On the New York Mercantile Exchange, November West Texas Intermediate crude fell 61 cents, or 1.2%, to settle at $50.18 a barrel after losing 1.1% a day earlier.
On the London ICE Futures Exchange, December Brent crude, the global benchmark, lost 60 cents, or 1.1%, to end trading at $51.81 a barrel.
The increase in oil production comes at a time when OPEC producers are in discussions with Russia, a non-OPEC player, on ways to reduce the glut and stabilize prices.
Global oil supply in September hit 97.2 million barrels a day, 600,000 barrels more than the previous month and 200,000 barrels a day higher than the corresponding month a year ago, according to the International Energy Agency. The data showed the majority of the rise came from Russia.
Energy investors will also be eyeing the U.S. weekly inventories data due Thursday from the U.S. Energy Information Administration. The American Petroleum Institute will release its own data late Wednesday. The reports were each delayed by a day due to the Columbus Day holiday on Monday.

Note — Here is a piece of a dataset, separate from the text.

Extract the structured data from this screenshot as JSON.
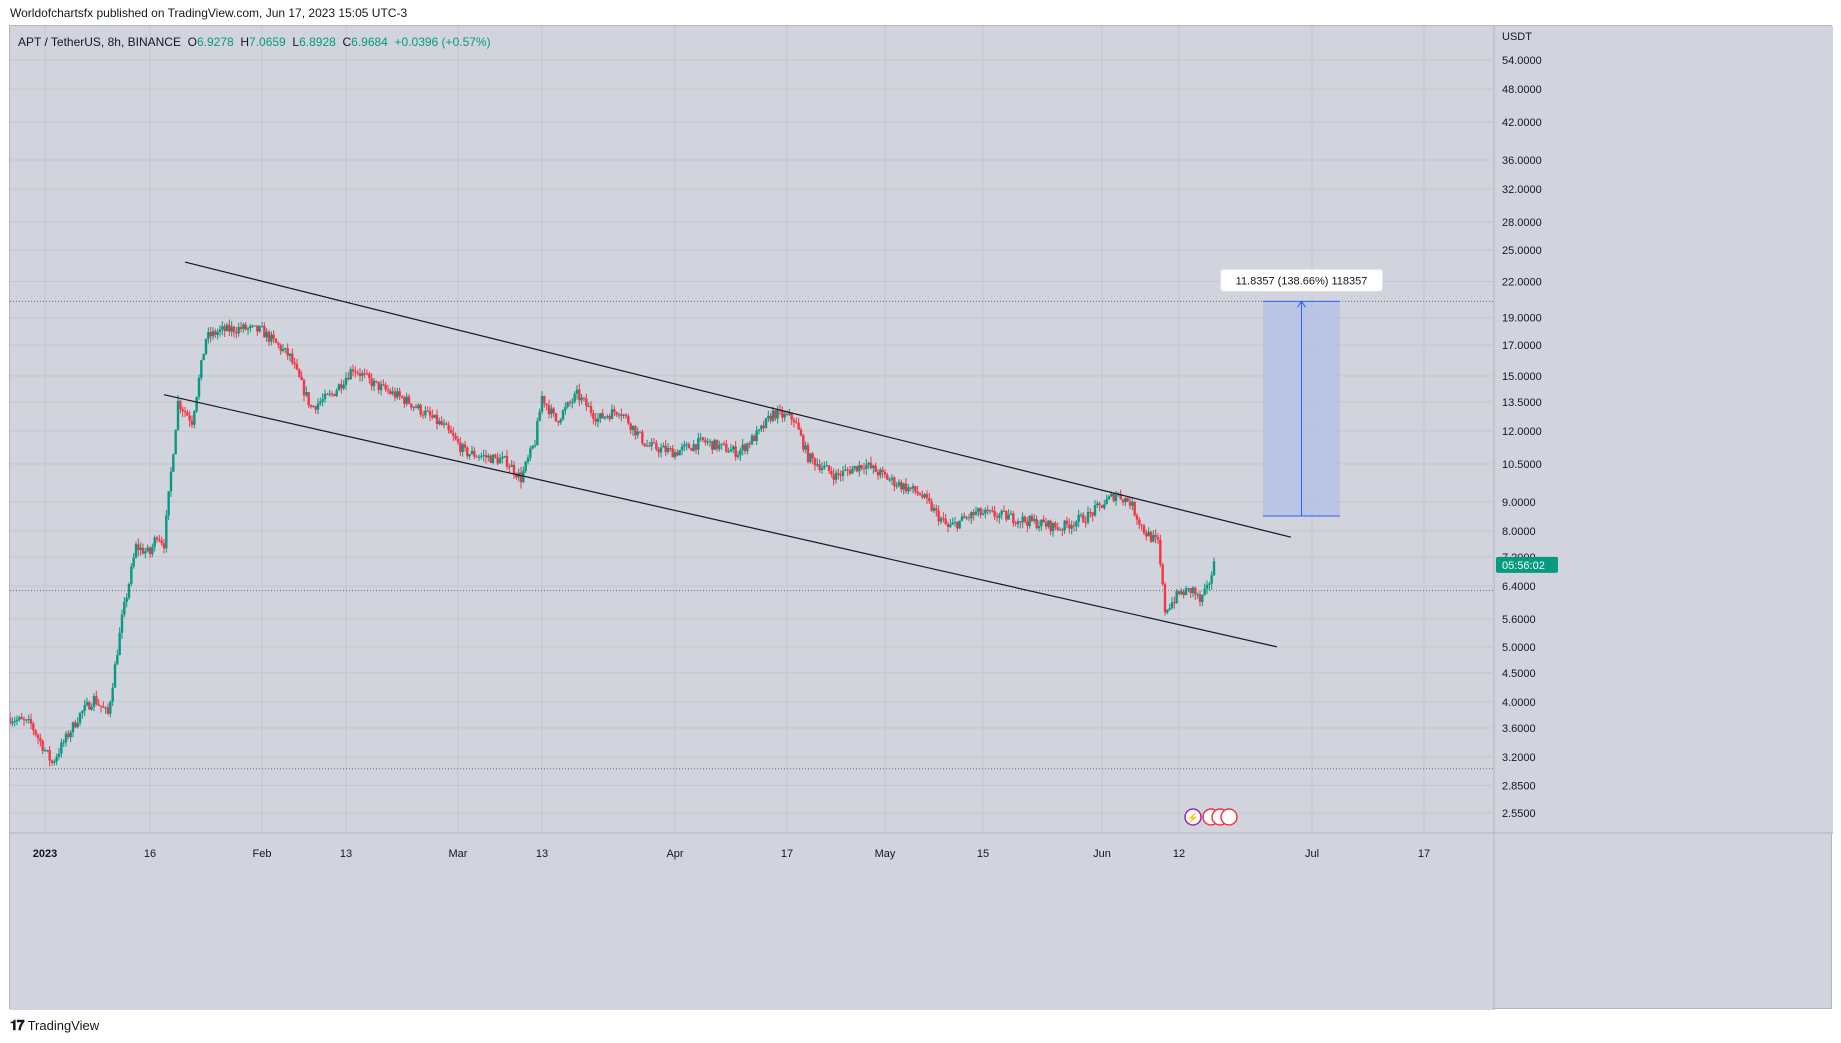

Analysts polled by S&P Global Platts expect an increase of 250,000 barrels in crude stocks on the back of a decline in refinery activity because of fall refinery maintenance and some unplanned outages. But crude supplies have shown unexpected declines for the past five weeks in a row.
Early Thursday, the EIA will also release its short-term energy outlook and winter fuels outlook reports and an update on U.S. natural gas supplies.
Meanwhile, November natural gas fell by 2.7 cents, or 0.8%, to settle at $3.21 per million British thermal units on the New York Mercantile Exchange after losing 1.2% a day earlier.